Sunday, October 10, 2010

Saturday 9 October

The chicks are learning quickly that the way to get food quickly is to be beg for it - by hissing and looking around eagerly. Pot Plant Owl leaves them around 4pm (Central African Time) and doesn't return unless to feed them.

During the summer months in Johannesburg, we have afternoon thunder showers that often give way to violent lightning storms. Tonight saw the start of the lightning storms for this season. As the lightning lit up the sky and thunder roared in the distance, Pot Plant Owl casually sat on her hunting perch - a telephone pole that looks out onto the once-densely vegetated wetland that is adjacent to our complex.
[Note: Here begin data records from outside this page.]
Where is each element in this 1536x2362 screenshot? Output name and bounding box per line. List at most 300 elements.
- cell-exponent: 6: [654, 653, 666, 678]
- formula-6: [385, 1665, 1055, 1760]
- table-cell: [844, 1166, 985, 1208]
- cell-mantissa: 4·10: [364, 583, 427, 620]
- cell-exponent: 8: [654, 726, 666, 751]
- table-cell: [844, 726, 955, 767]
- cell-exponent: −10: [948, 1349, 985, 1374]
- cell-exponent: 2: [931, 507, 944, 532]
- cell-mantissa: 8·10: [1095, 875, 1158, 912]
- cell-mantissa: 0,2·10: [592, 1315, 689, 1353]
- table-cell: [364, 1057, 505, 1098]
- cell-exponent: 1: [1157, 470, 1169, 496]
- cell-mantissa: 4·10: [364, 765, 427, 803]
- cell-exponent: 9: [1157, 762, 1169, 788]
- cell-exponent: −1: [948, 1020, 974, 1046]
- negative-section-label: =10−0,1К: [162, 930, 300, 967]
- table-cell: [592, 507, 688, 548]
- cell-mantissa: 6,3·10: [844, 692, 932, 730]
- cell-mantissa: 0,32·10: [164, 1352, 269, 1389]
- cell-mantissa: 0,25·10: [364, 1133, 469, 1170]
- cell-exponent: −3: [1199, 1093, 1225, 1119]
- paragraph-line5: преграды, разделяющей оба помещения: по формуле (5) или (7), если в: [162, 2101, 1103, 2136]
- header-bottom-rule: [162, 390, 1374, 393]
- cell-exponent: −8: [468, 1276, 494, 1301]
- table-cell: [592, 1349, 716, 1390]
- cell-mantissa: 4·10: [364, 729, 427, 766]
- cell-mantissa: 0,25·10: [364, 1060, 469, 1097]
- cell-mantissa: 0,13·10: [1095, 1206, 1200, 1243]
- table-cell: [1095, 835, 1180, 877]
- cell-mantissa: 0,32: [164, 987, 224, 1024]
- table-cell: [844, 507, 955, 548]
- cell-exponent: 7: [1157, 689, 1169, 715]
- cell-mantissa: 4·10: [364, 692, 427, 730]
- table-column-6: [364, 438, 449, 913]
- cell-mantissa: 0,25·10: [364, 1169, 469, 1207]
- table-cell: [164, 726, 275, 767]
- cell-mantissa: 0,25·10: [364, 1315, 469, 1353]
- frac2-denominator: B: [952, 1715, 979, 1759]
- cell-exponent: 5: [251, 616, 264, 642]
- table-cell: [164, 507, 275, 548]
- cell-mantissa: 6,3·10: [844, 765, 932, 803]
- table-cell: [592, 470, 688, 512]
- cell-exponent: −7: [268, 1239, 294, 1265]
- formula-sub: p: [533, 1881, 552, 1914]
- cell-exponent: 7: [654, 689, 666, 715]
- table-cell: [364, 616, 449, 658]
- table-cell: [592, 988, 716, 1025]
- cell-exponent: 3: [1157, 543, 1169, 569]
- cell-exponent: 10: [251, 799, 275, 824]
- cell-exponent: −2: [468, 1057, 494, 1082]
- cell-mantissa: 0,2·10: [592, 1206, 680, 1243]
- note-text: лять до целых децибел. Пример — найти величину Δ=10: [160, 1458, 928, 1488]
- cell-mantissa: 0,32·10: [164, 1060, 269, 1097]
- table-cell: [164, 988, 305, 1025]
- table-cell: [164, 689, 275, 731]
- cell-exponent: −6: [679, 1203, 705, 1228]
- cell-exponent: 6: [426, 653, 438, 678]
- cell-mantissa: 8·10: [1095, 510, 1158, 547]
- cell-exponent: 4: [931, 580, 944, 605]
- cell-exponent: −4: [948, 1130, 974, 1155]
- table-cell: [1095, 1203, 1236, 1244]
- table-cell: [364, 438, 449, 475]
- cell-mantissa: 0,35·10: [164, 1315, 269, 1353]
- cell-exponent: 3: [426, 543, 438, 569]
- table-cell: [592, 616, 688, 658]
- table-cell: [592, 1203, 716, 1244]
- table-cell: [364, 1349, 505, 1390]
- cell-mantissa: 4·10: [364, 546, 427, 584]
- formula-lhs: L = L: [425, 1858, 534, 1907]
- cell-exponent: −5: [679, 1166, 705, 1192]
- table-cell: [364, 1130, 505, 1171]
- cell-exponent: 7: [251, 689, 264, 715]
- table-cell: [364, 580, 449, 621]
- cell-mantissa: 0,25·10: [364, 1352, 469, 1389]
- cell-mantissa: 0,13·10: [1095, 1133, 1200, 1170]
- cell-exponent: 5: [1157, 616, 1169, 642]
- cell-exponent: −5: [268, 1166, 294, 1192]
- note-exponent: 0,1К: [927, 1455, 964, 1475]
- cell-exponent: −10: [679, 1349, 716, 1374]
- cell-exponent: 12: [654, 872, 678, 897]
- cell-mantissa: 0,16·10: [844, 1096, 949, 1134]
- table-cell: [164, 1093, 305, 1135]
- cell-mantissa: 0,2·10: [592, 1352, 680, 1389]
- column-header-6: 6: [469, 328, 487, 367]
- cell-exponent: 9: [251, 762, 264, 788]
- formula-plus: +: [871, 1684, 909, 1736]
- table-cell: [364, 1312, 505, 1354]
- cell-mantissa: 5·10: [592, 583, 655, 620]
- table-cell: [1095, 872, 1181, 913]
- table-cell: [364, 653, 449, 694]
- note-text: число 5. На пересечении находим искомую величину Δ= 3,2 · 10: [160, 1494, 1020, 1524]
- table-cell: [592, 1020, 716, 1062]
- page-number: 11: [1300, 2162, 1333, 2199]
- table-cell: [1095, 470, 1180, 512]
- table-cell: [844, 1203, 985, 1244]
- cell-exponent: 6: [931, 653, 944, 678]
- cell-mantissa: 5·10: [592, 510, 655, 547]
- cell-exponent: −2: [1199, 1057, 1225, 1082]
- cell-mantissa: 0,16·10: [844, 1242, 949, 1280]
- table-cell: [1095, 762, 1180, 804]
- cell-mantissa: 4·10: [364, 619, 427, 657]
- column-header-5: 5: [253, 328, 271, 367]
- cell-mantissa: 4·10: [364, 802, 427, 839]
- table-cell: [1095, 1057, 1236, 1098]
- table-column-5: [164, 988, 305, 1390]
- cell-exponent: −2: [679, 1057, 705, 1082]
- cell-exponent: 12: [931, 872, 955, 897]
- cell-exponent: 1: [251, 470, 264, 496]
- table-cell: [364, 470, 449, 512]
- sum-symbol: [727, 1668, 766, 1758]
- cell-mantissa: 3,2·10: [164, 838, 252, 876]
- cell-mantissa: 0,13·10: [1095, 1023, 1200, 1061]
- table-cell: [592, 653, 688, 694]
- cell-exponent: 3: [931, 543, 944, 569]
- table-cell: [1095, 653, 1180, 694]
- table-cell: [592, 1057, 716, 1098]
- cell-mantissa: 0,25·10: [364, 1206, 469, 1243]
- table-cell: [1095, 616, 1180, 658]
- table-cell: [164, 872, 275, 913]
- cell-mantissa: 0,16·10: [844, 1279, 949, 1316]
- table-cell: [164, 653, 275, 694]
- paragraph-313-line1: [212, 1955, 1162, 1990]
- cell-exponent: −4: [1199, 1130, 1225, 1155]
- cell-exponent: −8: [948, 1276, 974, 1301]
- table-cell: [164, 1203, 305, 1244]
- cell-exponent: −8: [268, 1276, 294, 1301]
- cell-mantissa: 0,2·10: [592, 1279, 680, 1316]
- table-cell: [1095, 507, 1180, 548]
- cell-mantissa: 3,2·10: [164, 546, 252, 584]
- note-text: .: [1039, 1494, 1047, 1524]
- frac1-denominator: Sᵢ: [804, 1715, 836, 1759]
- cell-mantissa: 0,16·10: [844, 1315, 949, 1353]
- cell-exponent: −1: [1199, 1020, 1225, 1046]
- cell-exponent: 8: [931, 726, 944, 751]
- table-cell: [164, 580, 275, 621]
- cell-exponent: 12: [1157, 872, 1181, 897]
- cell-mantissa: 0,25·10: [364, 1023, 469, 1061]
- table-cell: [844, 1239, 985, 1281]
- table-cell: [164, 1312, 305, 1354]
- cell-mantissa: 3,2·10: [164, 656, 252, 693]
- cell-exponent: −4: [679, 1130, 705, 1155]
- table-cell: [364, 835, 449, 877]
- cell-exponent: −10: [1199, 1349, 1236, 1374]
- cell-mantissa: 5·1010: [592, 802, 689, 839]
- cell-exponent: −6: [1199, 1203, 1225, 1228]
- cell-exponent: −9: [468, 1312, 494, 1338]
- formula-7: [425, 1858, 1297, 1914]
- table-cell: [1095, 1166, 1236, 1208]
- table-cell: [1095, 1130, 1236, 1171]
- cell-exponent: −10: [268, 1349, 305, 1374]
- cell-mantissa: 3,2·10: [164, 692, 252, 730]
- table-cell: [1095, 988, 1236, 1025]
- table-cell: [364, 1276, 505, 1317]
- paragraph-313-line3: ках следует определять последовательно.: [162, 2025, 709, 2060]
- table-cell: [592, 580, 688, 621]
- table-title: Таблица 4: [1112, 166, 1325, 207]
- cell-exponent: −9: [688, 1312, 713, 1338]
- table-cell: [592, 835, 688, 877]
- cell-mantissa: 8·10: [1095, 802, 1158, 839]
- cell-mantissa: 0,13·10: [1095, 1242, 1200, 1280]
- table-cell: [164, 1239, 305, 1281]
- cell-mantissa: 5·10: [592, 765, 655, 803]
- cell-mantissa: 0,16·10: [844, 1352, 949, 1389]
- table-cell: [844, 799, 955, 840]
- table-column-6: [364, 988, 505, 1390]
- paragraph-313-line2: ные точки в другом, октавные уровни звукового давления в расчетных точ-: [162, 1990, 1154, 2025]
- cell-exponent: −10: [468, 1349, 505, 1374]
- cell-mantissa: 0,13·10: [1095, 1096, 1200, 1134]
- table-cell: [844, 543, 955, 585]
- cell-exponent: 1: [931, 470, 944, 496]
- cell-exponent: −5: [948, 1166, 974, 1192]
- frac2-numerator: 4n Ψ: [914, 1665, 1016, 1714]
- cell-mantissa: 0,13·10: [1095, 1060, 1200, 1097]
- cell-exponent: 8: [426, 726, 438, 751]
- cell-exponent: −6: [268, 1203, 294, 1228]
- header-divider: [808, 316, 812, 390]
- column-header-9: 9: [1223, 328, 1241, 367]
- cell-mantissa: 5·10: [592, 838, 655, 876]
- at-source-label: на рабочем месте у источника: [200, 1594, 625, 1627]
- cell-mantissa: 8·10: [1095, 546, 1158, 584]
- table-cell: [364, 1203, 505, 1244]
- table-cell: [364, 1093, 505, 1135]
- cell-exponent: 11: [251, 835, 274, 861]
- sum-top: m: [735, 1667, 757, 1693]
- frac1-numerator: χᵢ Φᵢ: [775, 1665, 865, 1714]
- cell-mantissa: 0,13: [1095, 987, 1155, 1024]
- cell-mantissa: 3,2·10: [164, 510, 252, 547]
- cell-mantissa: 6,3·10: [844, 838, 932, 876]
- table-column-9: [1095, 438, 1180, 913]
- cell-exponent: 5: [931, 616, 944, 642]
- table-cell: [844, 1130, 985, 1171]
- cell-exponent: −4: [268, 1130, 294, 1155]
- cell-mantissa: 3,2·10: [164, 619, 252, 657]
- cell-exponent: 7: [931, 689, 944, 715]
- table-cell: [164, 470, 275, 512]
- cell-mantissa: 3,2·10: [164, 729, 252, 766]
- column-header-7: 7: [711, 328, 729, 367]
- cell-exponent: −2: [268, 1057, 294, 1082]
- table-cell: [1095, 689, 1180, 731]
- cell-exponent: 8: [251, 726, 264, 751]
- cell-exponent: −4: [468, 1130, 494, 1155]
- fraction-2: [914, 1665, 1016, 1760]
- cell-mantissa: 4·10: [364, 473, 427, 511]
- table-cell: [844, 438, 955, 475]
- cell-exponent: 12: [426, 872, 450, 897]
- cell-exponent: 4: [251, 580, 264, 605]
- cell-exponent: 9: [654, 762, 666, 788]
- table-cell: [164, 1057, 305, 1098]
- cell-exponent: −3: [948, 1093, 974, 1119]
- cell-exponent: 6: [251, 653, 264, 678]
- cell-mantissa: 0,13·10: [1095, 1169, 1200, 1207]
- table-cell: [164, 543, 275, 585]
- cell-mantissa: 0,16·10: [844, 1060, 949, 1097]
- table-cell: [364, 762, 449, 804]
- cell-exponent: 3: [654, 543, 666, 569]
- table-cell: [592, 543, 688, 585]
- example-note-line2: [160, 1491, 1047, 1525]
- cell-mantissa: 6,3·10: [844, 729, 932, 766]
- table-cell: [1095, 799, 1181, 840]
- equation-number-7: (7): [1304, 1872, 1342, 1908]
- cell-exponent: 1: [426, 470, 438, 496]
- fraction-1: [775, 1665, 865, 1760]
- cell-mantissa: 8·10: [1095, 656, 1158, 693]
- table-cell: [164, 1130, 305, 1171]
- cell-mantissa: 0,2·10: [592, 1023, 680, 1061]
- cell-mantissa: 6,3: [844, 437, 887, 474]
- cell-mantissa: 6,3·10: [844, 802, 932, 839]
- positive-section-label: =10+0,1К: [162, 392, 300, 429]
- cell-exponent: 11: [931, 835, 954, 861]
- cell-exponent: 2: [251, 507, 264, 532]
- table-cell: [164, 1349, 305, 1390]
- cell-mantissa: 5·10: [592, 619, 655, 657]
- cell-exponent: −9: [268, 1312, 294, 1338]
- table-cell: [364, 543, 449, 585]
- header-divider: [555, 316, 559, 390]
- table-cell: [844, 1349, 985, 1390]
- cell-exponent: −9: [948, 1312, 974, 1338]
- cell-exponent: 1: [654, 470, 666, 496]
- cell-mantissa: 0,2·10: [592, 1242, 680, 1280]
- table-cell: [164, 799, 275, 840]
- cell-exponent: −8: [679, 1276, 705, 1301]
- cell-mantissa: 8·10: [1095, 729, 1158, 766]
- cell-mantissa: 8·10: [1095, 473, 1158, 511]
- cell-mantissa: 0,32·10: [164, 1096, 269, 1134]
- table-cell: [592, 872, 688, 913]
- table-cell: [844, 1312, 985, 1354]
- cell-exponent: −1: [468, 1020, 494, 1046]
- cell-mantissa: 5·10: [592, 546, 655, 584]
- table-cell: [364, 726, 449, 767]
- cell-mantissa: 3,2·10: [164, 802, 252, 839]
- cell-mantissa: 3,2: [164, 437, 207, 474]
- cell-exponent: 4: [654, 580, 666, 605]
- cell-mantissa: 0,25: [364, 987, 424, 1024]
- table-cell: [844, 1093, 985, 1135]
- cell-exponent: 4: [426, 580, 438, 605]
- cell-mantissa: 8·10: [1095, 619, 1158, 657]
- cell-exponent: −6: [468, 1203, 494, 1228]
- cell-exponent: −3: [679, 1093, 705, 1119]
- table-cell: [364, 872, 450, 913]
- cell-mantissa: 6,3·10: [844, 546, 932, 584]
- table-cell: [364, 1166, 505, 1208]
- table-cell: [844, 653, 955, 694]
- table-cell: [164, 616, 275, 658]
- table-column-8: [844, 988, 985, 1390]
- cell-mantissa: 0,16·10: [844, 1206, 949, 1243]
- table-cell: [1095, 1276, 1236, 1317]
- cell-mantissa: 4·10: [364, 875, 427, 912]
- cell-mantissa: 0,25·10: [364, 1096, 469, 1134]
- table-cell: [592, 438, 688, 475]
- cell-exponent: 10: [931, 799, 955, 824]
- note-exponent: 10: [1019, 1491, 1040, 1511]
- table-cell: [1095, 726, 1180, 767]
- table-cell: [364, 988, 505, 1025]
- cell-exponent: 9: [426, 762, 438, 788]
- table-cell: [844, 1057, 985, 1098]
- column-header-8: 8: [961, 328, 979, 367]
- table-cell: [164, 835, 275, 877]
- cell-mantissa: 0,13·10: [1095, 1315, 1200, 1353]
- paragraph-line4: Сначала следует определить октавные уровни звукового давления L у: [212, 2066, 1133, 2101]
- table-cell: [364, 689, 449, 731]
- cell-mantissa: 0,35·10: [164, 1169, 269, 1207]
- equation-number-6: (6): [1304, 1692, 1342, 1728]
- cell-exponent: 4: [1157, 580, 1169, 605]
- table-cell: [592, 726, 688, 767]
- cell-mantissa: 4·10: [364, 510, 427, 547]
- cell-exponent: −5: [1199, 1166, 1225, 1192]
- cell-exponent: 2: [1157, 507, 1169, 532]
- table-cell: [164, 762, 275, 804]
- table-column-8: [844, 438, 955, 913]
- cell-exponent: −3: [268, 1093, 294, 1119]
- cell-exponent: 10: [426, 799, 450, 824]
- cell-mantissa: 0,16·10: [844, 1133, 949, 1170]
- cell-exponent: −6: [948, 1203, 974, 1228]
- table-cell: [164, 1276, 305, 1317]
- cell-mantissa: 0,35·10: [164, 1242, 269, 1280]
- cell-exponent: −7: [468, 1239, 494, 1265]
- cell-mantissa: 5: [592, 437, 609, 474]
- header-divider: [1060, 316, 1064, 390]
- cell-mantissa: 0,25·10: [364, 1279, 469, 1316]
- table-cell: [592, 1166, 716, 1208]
In Janruary this year, a developer started a bulldozer up to cut the trees down- in the guise of getting rid of all the alien vegetation. What people don't know is that a study was done on small raptor species, like our Spotted Eagle Owls. In South Africa, over 95% of all small raptor species nest in alien vegetation. By cutting down the alien vegetation without replanting anything, you destroy raptor species' habitats and they may soon become endangered. We are in October and there has not been one thing done to rehabilitate the wetland - no tree or shrub planted, no stumps of the fallen alien trees treated. There is massive soil degredation that is causing havoc with nature that lived in the wetland. This is literally the only wetland for miles, and if this goes, we may lose the owls forever.

We watch tonight as Pot Plant Owl teaches her chicks how to fend for themselves in the storm. As quickly as it whipped up, it was over and normal hunting resumed.